En una religión que no tiene Vaticano y basa sus leyes en el Corán y el conjunto de escritos sobre la vida de Mahoma, los muftís a través de sus fetuas cumplen la función de responder a las dudas jurídicas que sin cesar se le presentan al musulmán sobre cualquier aspecto de la vida.

En Egipto, una institución llamada ‘Dar al Iftá’ o Casa de las Fetuas, creada en 1895, emite actualmente mil dictámenes diarios sobre casi todos los aspectos de la vida.

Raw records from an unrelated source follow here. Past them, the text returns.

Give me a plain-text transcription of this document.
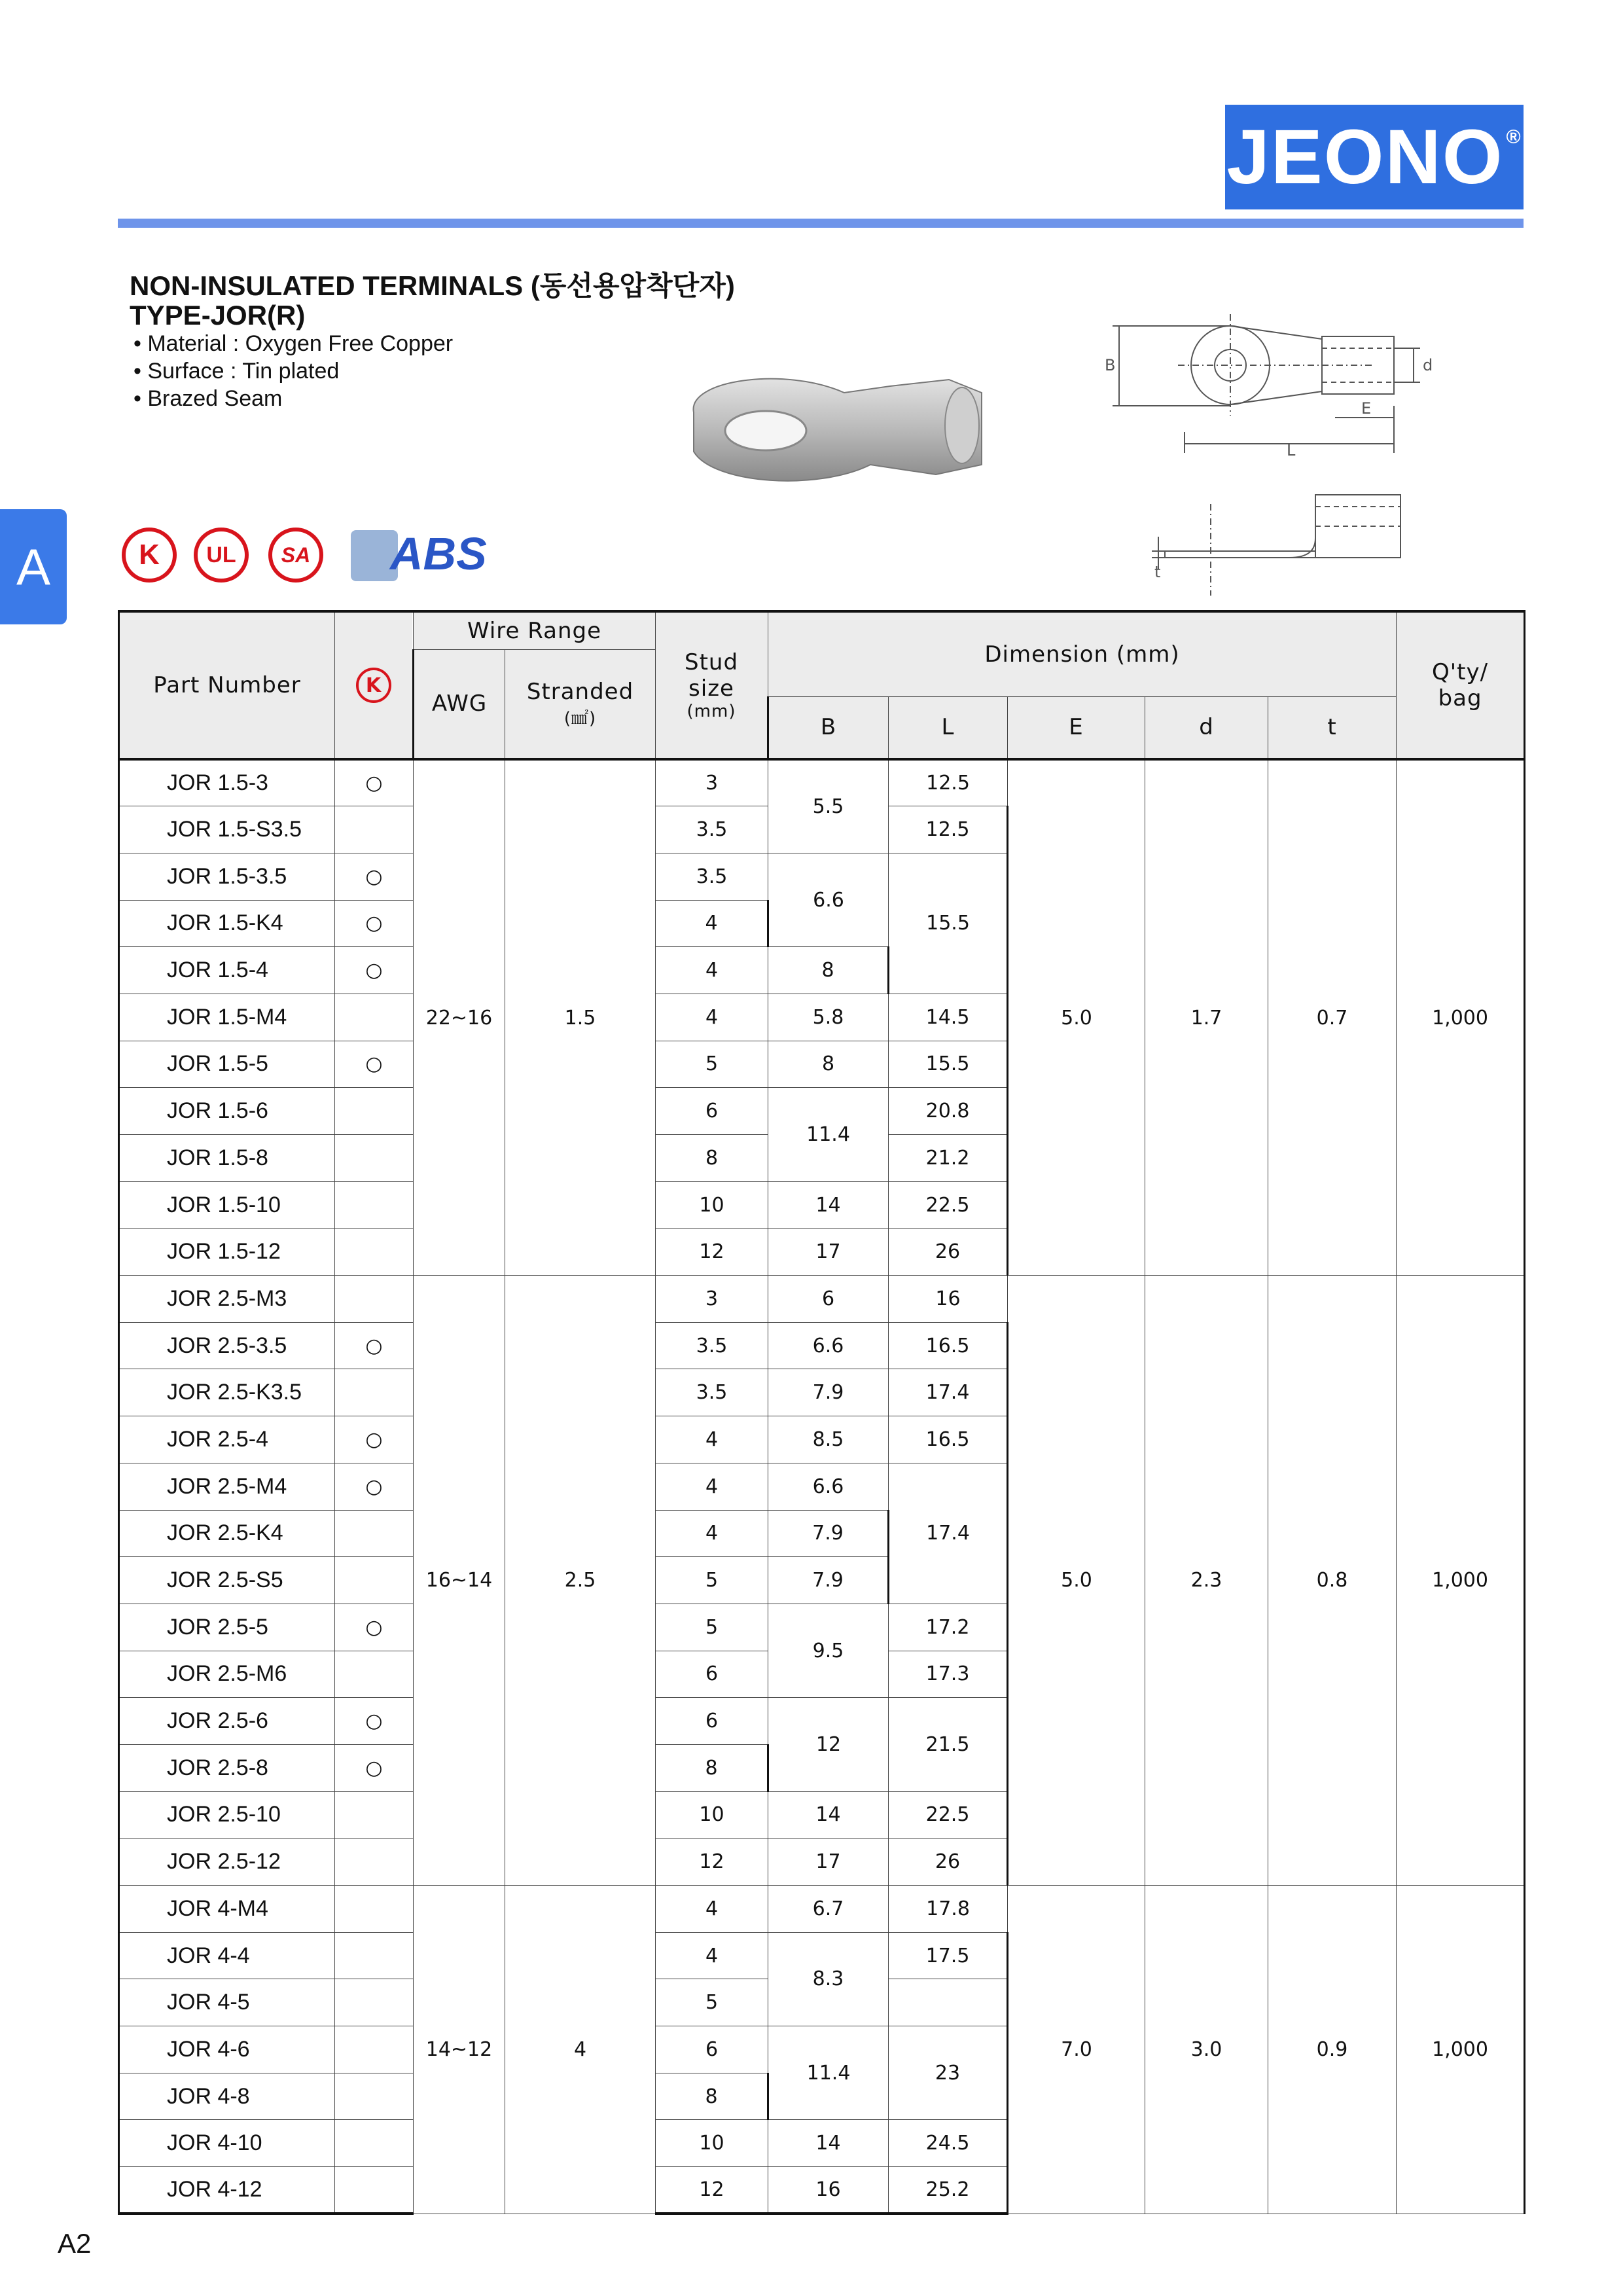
JEONO®
NON-INSULATED TERMINALS (동선용압착단자)
TYPE-JOR(R)
• Material : Oxygen Free Copper
• Surface : Tin plated
• Brazed Seam
B	d
E
L
t
A	K	UL	SA ABS
Part Number	K	Wire Range		Stud
size
(mm)	Dimension (mm)					Q'ty/
bag

		AWG	Stranded
(㎟)							

					B	L	E	d	t	
JOR 1.5-3	○	22~16	1.5	3	5.5	12.5	5.0	1.7	0.7	1,000
JOR 1.5-S3.5				3.5		12.5				
JOR 1.5-3.5	○			3.5	6.6	15.5				
JOR 1.5-K4	○			4						
JOR 1.5-4	○			4	8					
JOR 1.5-M4				4	5.8	14.5				
JOR 1.5-5	○			5	8	15.5				
JOR 1.5-6				6	11.4	20.8				
JOR 1.5-8				8		21.2				
JOR 1.5-10				10	14	22.5				
JOR 1.5-12				12	17	26				
JOR 2.5-M3		16~14	2.5	3	6	16	5.0	2.3	0.8	1,000
JOR 2.5-3.5	○			3.5	6.6	16.5				
JOR 2.5-K3.5				3.5	7.9	17.4				
JOR 2.5-4	○			4	8.5	16.5				
JOR 2.5-M4	○			4	6.6	17.4				
JOR 2.5-K4				4	7.9					
JOR 2.5-S5				5	7.9					
JOR 2.5-5	○			5	9.5	17.2				
JOR 2.5-M6				6		17.3				
JOR 2.5-6	○			6	12	21.5				
JOR 2.5-8	○			8						
JOR 2.5-10				10	14	22.5				
JOR 2.5-12				12	17	26				
JOR 4-M4		14~12	4	4	6.7	17.8	7.0	3.0	0.9	1,000
JOR 4-4				4	8.3	17.5				
JOR 4-5				5						
JOR 4-6				6	11.4	23				
JOR 4-8				8						
JOR 4-10				10	14	24.5				
JOR 4-12				12	16	25.2				
A2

Se puede pedir una ‘fetua’, que en árabe significa una opinión religiosa especializada en cuestiones jurídicas pero no obligatoria, en un mensaje por correo electrónico a la dirección [email protected] en árabe, inglés, francés o alemán, y en breve será posible también en español.

Sólo doce clérigos que han recibido un entrenamiento sobre el ‘arte’ de emitir uno de esos dictámenes están autorizados a hacerlo bajo la dirección del Gran Muftí de la República, Ali Gomaa.

Casi el 80 por ciento de las fetuas responden a consejos sobre asuntos sociales y principalmente familiares: cuándo puede la mujer pedir el divorcio, si es legítimo el repudio o qué debe hacer una mujer al enterarse de que su marido ha desposado a otra sin decírselo.

Otras fetuas tratan asuntos económicos o de distinto interés, de los cuales algunos se emiten tras pedir la consulta del Centro Nacional de Estudios, como una reciente que prohíbe beber la leche que contenga sustancias químicas.

‘El arte de emitir una fetua se basa en relacionar la aplicación de las leyes islámicas con la vida real’, explicó a Efe el consejero del muftí, Ibrahim Negm, en la moderna sede de la institución en el centro de El Cairo.

El consejero, también jefe de la oficina de información, dio como ejemplo la relativa flexibilidad del Islam incluso en temas como la prohibida carne de cerdo: un edicto ha reconocido que puede comerse en caso de extrema necesidad, si el musulmán ‘se está muriendo de hambre y no tiene nada más que comer’.

Pese a ese ‘arte’, numerosas fetuas no se ajustan al ritmo de la vida contemporánea, ya que las referencias disponibles de la vida de Mahoma, en pleno siglo VII, no siempre dan respuestas a las necesidades del siglo XXI.

Hace pocas semanas, una fetua emitida por el mismo Gran Muftí fue objeto de no pocos comentarios sarcásticos. Según ese edicto, el profeta Mahoma dio a beber de su propia orina a sus compañeros para así transmitirles sus bendiciones.

La fetua se encontraba dentro de un libro de Ali Gomaa titulado: ‘Las Fetuas Contemporáneas para todo lo que importa al musulmán’, pero en su segunda edición las polémicas referencias a la orina sacra han sido eliminadas.

‘Todo el jaleo que pasó por esas palabras del Gran Muftí ha sido muy triste. No merecían la pena tantas críticas por un incidente trivial’, opinó Negm.

Negm tiene un aspecto moderno y se expresa perfectamente en inglés, pero obliga a toda mujer que lo visite, musulmana o no, a cubrirse la cabeza.

La Casa de las Fetuas tiene ahora entre sus objetivos mejorar la imagen de la religión de Mahoma en Occidente.

Para lograr ese objetivo, el Gran Muftí ha recurrido medio mundo y ha optado por enviar a los clérigos de su institución a los países occidentales para que reciban sus doctorados allí, según Negm.

El futuro proyecto destinado también a aproximar el mundo musulmán y Occidente, y que ha sido presentado a la Universidad de Cambridge, consiste en traducir los cien libros más importantes para ambas partes a distintos idiomas.

El Gran Muftí cree que Occidente, a pesar de lo negativo, tiene mucho de positivo que ofrecer al mundo musulmán. ‘Solo hay que elegir lo que conviene al espíritu del Islam’, afirmó Negm.